Wczoraj Pyza, w sensie moja małżonka, miała egzamin na prawo jazdy. Teoria zdana, praktyka nie. Nie ma tragedii. Wojewódzki Ośrodek Ruchu Drogowego nic się nie zmienił. Same stare jebane siwe dziady, które się przypierdalają do byle gówna. Zabić to mało. Organizacja też rewelacyjna - egzamin teoretyczny o 14:05, do samochodu można wsiąść nie wcześniej jak po 16stej... i stój sobie na mrozie jak idiota.
Miało być pełno roboty, bo nowa strona, nowy serwer, a tu chuj. Ciągle coś nie działa, coś zmieniają, nie można się niczego dotknąć - więc jak zwykle siedzę jak idiota 8h przed monitorem i klikam w jakieś gówna, zamiast robić coś pożytecznego, na przykład grać w SF IV.
SF IV powoduje agresję. Na szczęście nie u mnie, tylko u mojej żony. Mam taką wczuwkę, że nie widzę nic poza grą, choćby obok mnie wyginała się jakaś xxxlaska, paliły mi się plecy, mieszkanie by zalewała powódź - nie zauważył bym. W związku z tym Towarzyszka Życia ma pewne pretensje, ale Ona po prostu nie rozumie, że w obecnej chwili nie ma nic ważniejszego niż przejście trybu arcade 22 postaciami, aby odblokować Akumę, Goukena i Setha.
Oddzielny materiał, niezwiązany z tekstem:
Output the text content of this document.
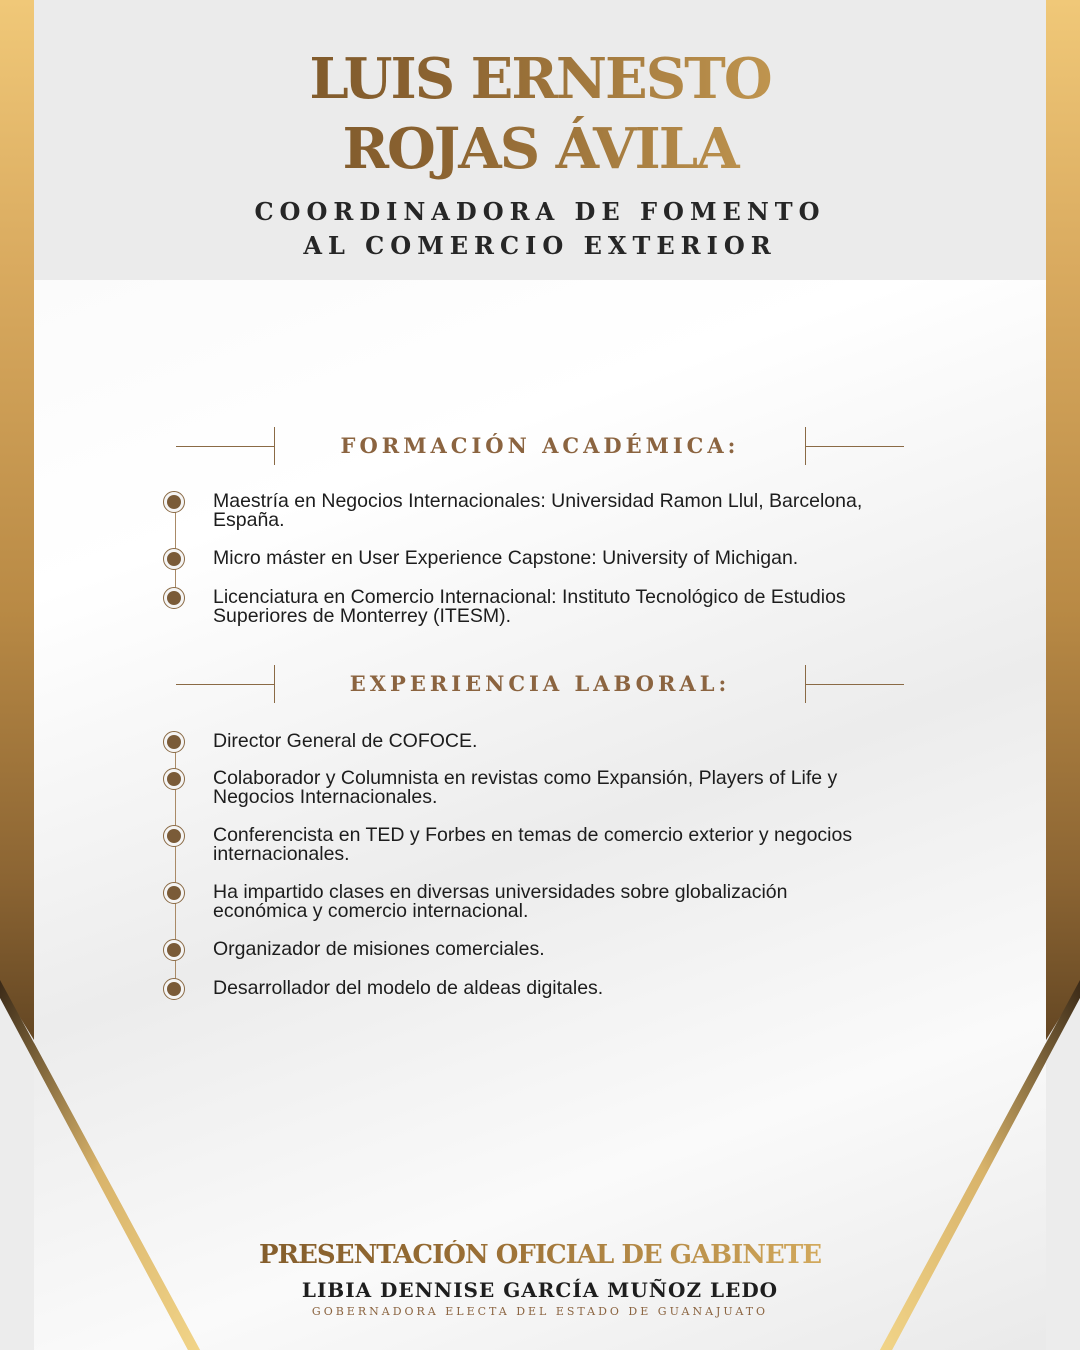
LUIS ERNESTO
ROJAS ÁVILA
COORDINADORA DE FOMENTO
AL COMERCIO EXTERIOR
FORMACIÓN ACADÉMICA:
Maestría en Negocios Internacionales: Universidad Ramon Llul, Barcelona, España.
Micro máster en User Experience Capstone: University of Michigan.
Licenciatura en Comercio Internacional: Instituto Tecnológico de Estudios Superiores de Monterrey (ITESM).
EXPERIENCIA LABORAL:
Director General de COFOCE.
Colaborador y Columnista en revistas como Expansión, Players of Life y Negocios Internacionales.
Conferencista en TED y Forbes en temas de comercio exterior y negocios internacionales.
Ha impartido clases en diversas universidades sobre globalización económica y comercio internacional.
Organizador de misiones comerciales.
Desarrollador del modelo de aldeas digitales.
PRESENTACIÓN OFICIAL DE GABINETE
LIBIA DENNISE GARCÍA MUÑOZ LEDO
GOBERNADORA ELECTA DEL ESTADO DE GUANAJUATO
Do tego challenge czekają nieruszone, a jeszcze trzeba skopać parę dup na Live. Życie z graczem budzącym się z letargu nie jest łatwe, ale ja nikomu nie kazałem za mnie wychodzić, hehe ;)
Do tego wszystkiego straszy debet na koncie, a dla mnie teraz priorytetem jest zakup arcade sticka, najlepiej Hori Real Arcade Pro EX, ale siedzę cicho, bo fala krytyki i patelnia w głowę są jedyną odpowiedzią na moją "zachciankę".
Zapomniał bym o ważnej życiowej zmianie. Z Lucky Strike'ów Blue przerzuciłem się na Lucky Strike'i Original Red. Ładniejsze opakowanie ;]
Ten blog dobitnie świadczy o tym, jaki jestem pojebany. Wiem, że i tak nikt tego nie przeczyta, więc przekaz podprogowy: boga nie ma.